- Created by: S.L.S_10
- Created on: 26-04-15 15:34
William Labov's "fourth floor" experiment - 1966
There was a varied use of the postvocalic "r" in the different department stores. "The overall percentage of "r" inclusion was higher in Saks than in Macy's and higher in Macy's than in Kleins."
- These results proved that social class in New York was reflected in the language or New Yorkers = the higher socio-economic groups included the postvocalic "r," while lower social classes omitted it.
- The "r" inclusion was seen as a characteristic of high social class.
Interestingly, the overall percentage of "r" inclusion was higher on the upper floor of Saks, where there were less items on sale, increased floor space and mannequins displaying clothing items --> the items are expensive which accomodates the use of the postvocalic "r."
- "r" inclusion was evidence for a prestige pattern that was being superimposed in New York.
The casual speech (the initial response) and the emphatic speech (the second response) differed in Klein's. There was a higher percentage of "r" inclusion in the emphatic stress than in the casual speech = sale assistants are inserting elements which they feel are socially desirable.

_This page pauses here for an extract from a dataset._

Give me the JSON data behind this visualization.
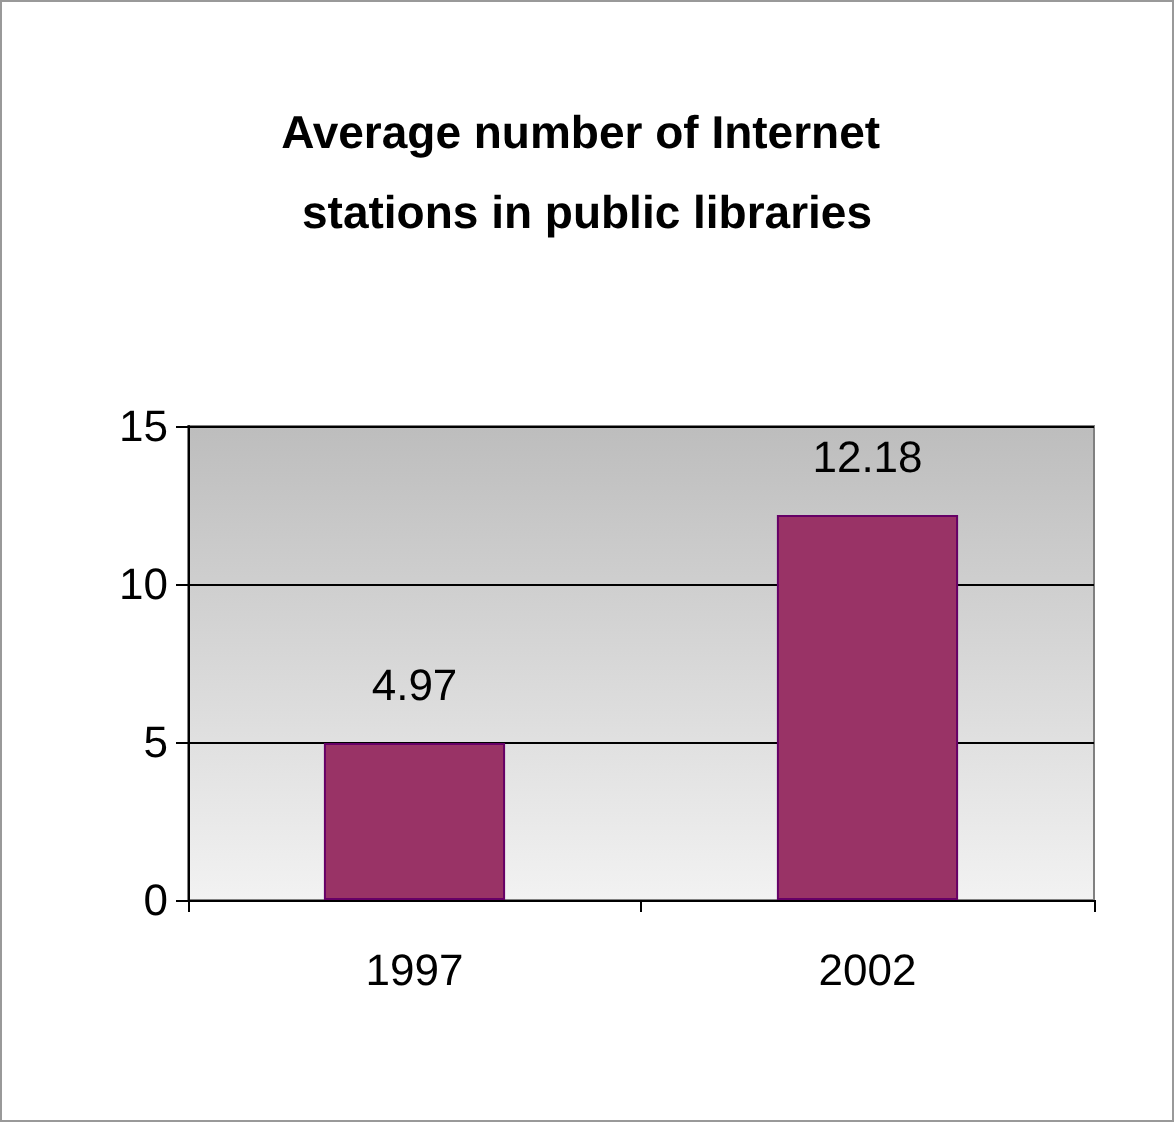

- The use of these two types of speech also proved that the use of the postvocalic "r" was not random because the salesclerks could chose which one they wanted to use.
- The choice is dependent upon the customer = if the customer appears to be low-class, the "r" inclusion will be omitted. The downward convergence would show similarity between the two people, improving sales, because the customer feels more relaxed.